I’ve revised the list of blog destinations I regularly visit. The initial enthusiasm for Blogging seems to have cooled off, and some folk are now doing different things, or have other priorities. I’ve added two theological blogs that I often visit. Don’t know the full name of Halden, over at Inhabitatio Dei, but he is writing some important and thoughtful stuff on a number of theological issues I’m interested in. You might want to look in and see if it’s your kind of thing.
I’ve resisted the long lists of "just about everybody who blogs", and rely on several existing bloggers on my own select list for taking me further afield – mainly Ben Myers at Faith and Theology and Cynthia Nielsen at Per Caritatem. If you click on their names in my sidebar and browse their sidebars a very large and varied blogging community opens up.
As I think through what I want to do with this blog for the coming year I’d be interested in suggestions, comments from regular readers and anyone else who happens by. But I reserve the right to go on posting a mixture of the serious and whimsical, the book stuff and theological reflection, and to ‘have a view’ on some of the issues, stories and happenings that seem to me to be significant clues to what it might mean to live wittily in the tangle of our minds, seeking by so doing to live faithfully after the pattern of Christ.

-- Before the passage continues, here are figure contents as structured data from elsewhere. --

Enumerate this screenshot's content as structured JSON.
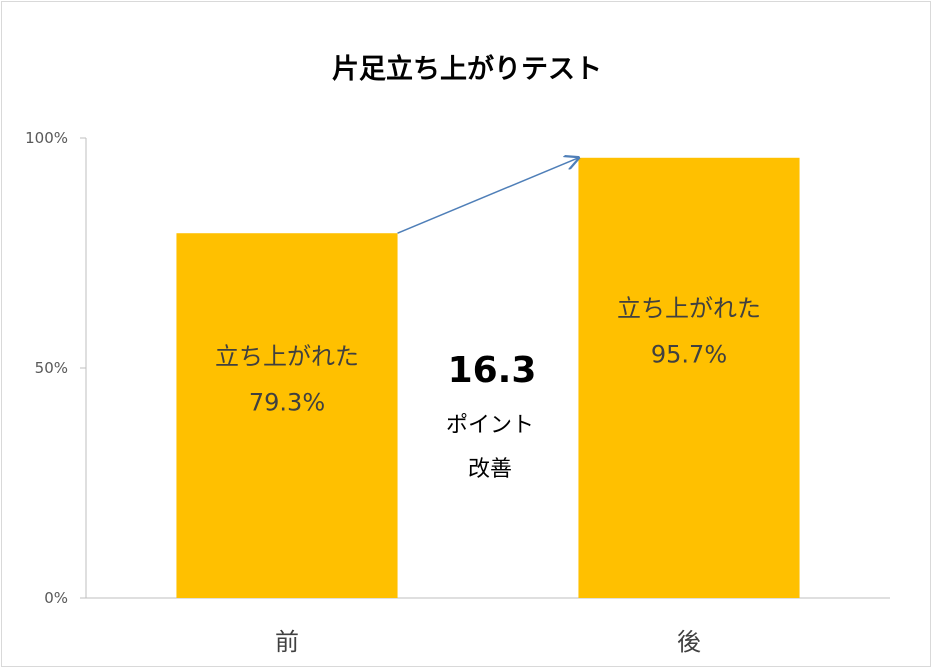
{
  "chart_data": {
    "type": "bar",
    "title": "片足立ち上がりテスト",
    "categories": [
      "前",
      "後"
    ],
    "values": [
      79.3,
      95.7
    ],
    "ylim": [
      0,
      100
    ],
    "yticks": [
      0,
      50,
      100
    ],
    "ytick_labels": [
      "0%",
      "50%",
      "100%"
    ],
    "bar_color": "#FFC000",
    "bar_labels": [
      {
        "text": "立ち上がれた",
        "value": "79.3%"
      },
      {
        "text": "立ち上がれた",
        "value": "95.7%"
      }
    ],
    "annotation": {
      "value": "16.3",
      "unit": "ポイント",
      "text": "改善",
      "arrow_color": "#4F7FB8"
    },
    "grid": false,
    "legend": "none"
  }
}
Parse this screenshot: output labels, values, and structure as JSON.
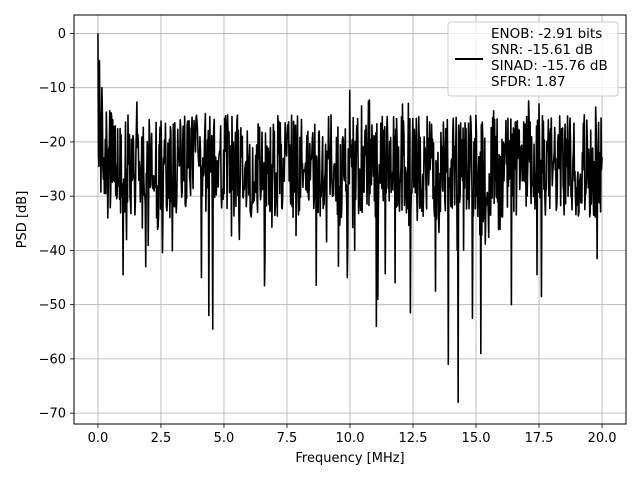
{
  "chart_data": {
    "type": "line",
    "title": "",
    "xlabel": "Frequency [MHz]",
    "ylabel": "PSD [dB]",
    "xlim": [
      -0.95,
      20.95
    ],
    "ylim": [
      -72,
      3.4
    ],
    "xticks": [
      0.0,
      2.5,
      5.0,
      7.5,
      10.0,
      12.5,
      15.0,
      17.5,
      20.0
    ],
    "xtick_labels": [
      "0.0",
      "2.5",
      "5.0",
      "7.5",
      "10.0",
      "12.5",
      "15.0",
      "17.5",
      "20.0"
    ],
    "yticks": [
      0,
      -10,
      -20,
      -30,
      -40,
      -50,
      -60,
      -70
    ],
    "ytick_labels": [
      "0",
      "−10",
      "−20",
      "−30",
      "−40",
      "−50",
      "−60",
      "−70"
    ],
    "grid": true,
    "legend_position": "top-right",
    "series": [
      {
        "color": "#000000",
        "x_range": [
          0,
          20
        ],
        "points": 1024,
        "typical_range": [
          -34,
          -15
        ],
        "values_note": "noise-like spectrum",
        "peaks": [
          {
            "x": 0.0,
            "y": 0
          },
          {
            "x": 0.05,
            "y": -5
          },
          {
            "x": 0.15,
            "y": -10
          },
          {
            "x": 10.0,
            "y": -10.5
          },
          {
            "x": 17.5,
            "y": -13
          },
          {
            "x": 19.3,
            "y": -15
          }
        ],
        "dips": [
          {
            "x": 0.4,
            "y": -34
          },
          {
            "x": 1.0,
            "y": -44.5
          },
          {
            "x": 1.9,
            "y": -43
          },
          {
            "x": 4.4,
            "y": -52
          },
          {
            "x": 4.55,
            "y": -54.5
          },
          {
            "x": 6.6,
            "y": -46.5
          },
          {
            "x": 9.9,
            "y": -45
          },
          {
            "x": 11.05,
            "y": -54
          },
          {
            "x": 11.1,
            "y": -49
          },
          {
            "x": 12.4,
            "y": -51.5
          },
          {
            "x": 13.4,
            "y": -47.5
          },
          {
            "x": 13.9,
            "y": -61
          },
          {
            "x": 14.3,
            "y": -68
          },
          {
            "x": 14.85,
            "y": -52.5
          },
          {
            "x": 15.2,
            "y": -59
          },
          {
            "x": 16.4,
            "y": -50
          },
          {
            "x": 17.6,
            "y": -48.5
          },
          {
            "x": 19.8,
            "y": -41.5
          }
        ]
      }
    ],
    "legend_lines": [
      "ENOB: -2.91 bits",
      "SNR: -15.61 dB",
      "SINAD: -15.76 dB",
      "SFDR: 1.87"
    ]
  }
}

Now and again I want to take time to write a more substantial post, which I hesitate to call an essay since that sounds too much like an assessment instrument! Yet the essay is a long established and honourable forum for developing ideas, building persuasive argument, educating and shaping and challenging commonly accepted values, tastes, and perceptions – and that process includes the wiriter. I mean the kind of reflective, meditative, inquisitive question-raising such as I posted on forgiveness on Thursday Jan 3rd.
Those who know me know books are an essential element in my humanity, as vital to my life quality as heat and light, food and drink, friendship and work. Books are, as Philip Toynbee once admitted, ‘My royal route to God’. Of course not everyone is book daft – not everyone’s mind works the same, not all personalities learn best through literary forms, not everyone finds verbalised concepts interesting or that ideas interiorised through reading are easily processed into practical wisdom that is life transforming. But for me spiritual discipline, theological reflection, the journey of self-discovery, sympathetic human understanding, intellectual maturity, and contemplative humility before the mystery of God, are some of the blessings of reading – hence the literary bias of this blog!

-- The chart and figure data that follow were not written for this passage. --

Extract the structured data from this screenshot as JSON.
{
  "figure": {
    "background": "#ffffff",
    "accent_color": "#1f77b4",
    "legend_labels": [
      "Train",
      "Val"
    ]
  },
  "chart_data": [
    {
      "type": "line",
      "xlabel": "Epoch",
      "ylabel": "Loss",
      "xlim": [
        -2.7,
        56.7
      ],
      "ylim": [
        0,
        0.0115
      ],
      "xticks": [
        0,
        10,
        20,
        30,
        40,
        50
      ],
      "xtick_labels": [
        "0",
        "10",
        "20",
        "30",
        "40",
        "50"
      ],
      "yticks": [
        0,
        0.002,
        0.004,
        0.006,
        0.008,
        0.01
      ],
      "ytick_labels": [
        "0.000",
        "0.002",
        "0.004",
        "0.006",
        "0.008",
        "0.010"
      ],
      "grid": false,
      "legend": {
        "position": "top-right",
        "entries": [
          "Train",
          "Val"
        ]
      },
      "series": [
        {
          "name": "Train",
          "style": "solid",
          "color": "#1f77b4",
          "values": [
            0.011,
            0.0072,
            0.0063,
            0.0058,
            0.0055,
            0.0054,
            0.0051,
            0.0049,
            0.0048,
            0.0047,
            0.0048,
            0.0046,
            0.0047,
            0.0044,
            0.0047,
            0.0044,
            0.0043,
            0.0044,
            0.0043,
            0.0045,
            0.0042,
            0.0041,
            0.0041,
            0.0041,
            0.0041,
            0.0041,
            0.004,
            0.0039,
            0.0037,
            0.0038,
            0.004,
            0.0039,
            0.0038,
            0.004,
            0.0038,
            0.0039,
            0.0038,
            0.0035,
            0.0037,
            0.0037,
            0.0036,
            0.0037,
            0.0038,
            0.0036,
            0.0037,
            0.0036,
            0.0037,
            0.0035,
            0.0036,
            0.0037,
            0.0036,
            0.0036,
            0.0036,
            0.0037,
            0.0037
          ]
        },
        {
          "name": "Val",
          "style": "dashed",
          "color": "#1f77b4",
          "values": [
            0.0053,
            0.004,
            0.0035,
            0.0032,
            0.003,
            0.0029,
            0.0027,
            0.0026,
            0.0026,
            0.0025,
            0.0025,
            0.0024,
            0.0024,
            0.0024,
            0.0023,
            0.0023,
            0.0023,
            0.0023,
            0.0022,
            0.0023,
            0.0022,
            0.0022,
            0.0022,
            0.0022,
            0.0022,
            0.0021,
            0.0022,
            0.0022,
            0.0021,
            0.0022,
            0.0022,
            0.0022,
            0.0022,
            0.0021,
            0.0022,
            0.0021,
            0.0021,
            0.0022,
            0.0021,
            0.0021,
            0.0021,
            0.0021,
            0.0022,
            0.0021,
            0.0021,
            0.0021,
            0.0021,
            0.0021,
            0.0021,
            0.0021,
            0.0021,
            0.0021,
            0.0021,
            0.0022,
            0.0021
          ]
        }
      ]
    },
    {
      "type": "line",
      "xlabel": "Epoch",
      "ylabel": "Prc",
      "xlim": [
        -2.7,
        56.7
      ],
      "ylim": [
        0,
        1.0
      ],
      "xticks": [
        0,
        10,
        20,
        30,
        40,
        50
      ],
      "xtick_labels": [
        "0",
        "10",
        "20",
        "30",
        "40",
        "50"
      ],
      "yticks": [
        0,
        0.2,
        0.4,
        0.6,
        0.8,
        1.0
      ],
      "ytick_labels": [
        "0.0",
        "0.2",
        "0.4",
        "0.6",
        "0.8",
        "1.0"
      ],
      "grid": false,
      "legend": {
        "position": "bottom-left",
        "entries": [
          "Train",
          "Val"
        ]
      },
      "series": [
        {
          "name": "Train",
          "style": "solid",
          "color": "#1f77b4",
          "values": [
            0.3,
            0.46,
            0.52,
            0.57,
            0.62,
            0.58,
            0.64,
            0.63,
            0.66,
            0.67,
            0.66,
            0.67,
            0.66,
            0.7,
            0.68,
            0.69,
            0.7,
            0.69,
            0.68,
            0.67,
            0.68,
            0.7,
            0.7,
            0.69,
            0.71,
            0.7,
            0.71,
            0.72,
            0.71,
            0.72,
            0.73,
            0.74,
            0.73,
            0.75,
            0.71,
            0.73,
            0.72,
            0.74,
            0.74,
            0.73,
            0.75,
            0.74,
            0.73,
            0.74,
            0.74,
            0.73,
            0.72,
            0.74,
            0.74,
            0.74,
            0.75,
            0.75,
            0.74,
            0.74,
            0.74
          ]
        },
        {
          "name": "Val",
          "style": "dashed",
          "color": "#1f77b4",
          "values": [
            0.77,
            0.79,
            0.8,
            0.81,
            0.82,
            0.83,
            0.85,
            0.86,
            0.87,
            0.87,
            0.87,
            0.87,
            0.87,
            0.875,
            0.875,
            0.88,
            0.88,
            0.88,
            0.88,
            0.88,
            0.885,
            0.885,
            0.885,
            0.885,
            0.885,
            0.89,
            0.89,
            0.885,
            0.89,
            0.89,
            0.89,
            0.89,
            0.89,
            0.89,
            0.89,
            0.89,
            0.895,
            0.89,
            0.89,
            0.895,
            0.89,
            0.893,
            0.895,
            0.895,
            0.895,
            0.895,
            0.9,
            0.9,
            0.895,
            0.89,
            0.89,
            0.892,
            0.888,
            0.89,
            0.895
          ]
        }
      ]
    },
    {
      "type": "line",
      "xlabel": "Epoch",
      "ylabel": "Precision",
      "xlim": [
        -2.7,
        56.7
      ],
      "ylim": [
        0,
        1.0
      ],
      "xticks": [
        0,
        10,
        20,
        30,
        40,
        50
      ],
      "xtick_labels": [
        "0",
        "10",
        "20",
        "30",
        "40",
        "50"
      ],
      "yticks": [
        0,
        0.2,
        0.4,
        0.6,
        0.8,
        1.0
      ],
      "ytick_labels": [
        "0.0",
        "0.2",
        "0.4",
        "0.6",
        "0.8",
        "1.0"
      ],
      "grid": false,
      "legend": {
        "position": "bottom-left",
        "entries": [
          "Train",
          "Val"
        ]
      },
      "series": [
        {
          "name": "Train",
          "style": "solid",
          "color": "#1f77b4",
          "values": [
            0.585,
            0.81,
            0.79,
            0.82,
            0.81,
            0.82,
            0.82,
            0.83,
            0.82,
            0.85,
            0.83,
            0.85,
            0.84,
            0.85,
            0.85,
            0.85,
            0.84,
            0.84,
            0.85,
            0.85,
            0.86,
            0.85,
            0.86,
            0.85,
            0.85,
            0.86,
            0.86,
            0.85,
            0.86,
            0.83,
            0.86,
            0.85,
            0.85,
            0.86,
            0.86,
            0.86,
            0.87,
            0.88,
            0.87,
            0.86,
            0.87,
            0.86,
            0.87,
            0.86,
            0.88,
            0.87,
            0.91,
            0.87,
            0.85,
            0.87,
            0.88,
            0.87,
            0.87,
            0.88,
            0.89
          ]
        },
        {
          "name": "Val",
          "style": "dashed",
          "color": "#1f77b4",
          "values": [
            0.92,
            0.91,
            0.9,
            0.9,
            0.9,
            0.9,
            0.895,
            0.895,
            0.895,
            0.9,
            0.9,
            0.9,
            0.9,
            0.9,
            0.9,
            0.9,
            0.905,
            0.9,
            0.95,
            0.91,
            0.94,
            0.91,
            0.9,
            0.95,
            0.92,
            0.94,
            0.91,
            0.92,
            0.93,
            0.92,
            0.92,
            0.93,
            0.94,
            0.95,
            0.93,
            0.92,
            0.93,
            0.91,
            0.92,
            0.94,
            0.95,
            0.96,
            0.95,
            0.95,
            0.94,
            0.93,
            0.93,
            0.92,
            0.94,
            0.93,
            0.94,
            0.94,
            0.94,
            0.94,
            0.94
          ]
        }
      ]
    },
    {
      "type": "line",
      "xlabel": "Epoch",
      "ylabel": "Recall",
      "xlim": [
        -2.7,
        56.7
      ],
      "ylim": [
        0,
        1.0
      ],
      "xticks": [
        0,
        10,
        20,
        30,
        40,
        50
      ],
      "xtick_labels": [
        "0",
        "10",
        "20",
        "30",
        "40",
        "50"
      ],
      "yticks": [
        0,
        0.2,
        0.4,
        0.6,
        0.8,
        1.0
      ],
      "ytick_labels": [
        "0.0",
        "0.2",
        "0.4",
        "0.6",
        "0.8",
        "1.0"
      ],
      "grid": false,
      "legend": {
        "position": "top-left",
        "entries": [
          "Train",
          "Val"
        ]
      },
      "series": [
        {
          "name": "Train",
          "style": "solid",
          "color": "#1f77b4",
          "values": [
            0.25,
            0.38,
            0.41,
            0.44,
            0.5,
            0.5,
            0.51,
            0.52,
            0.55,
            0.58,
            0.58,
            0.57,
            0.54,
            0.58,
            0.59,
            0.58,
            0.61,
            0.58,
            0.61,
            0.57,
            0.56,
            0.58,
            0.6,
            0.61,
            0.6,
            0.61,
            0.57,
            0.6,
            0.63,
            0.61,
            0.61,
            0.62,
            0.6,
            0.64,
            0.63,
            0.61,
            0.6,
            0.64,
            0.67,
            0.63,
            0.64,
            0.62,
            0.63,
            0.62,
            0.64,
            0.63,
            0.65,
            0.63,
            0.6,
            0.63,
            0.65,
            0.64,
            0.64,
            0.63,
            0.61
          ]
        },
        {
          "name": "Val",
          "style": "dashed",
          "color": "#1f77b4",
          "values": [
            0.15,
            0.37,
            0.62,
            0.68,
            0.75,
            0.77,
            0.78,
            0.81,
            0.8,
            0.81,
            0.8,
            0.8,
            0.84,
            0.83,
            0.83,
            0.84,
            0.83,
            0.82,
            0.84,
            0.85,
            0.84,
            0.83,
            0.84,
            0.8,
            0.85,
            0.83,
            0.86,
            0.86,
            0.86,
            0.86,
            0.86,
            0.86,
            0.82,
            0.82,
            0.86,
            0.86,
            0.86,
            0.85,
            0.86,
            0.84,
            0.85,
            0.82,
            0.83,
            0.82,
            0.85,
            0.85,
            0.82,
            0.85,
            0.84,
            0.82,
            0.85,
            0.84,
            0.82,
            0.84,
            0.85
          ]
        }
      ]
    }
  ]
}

In the last week or two I’ve come across several claims that such and such a book is a theological classic. Confining suggestions to the 20th Century, there are those in the blogosphere who nominate (with varying degrees of enthusiasm) P T Forsyth, The Person and Place of Jesus Christ, H R Mackintosh, The Person of Jesus Christ, H R Niebuhr, The Nature and Destiny of Man, Jurgen Moltmann, Theology of Hope, Elisabeth Johnson, She Who Is, G Guttierez, A Theology of Liberation, J V Taylor, The Go-Between God, D Bosch, Transforming Mission, and T F Torrance, The Christian Doctrine of God. I suspect most of these reflect personal enthusiasms, but none of them are lightweight either. Suggestions – either supporting some of the above or other nominations – which books would you argue is a 20th C theological classic? Of course at some stage we have to define ‘classic’ – but for now just go by your own definition.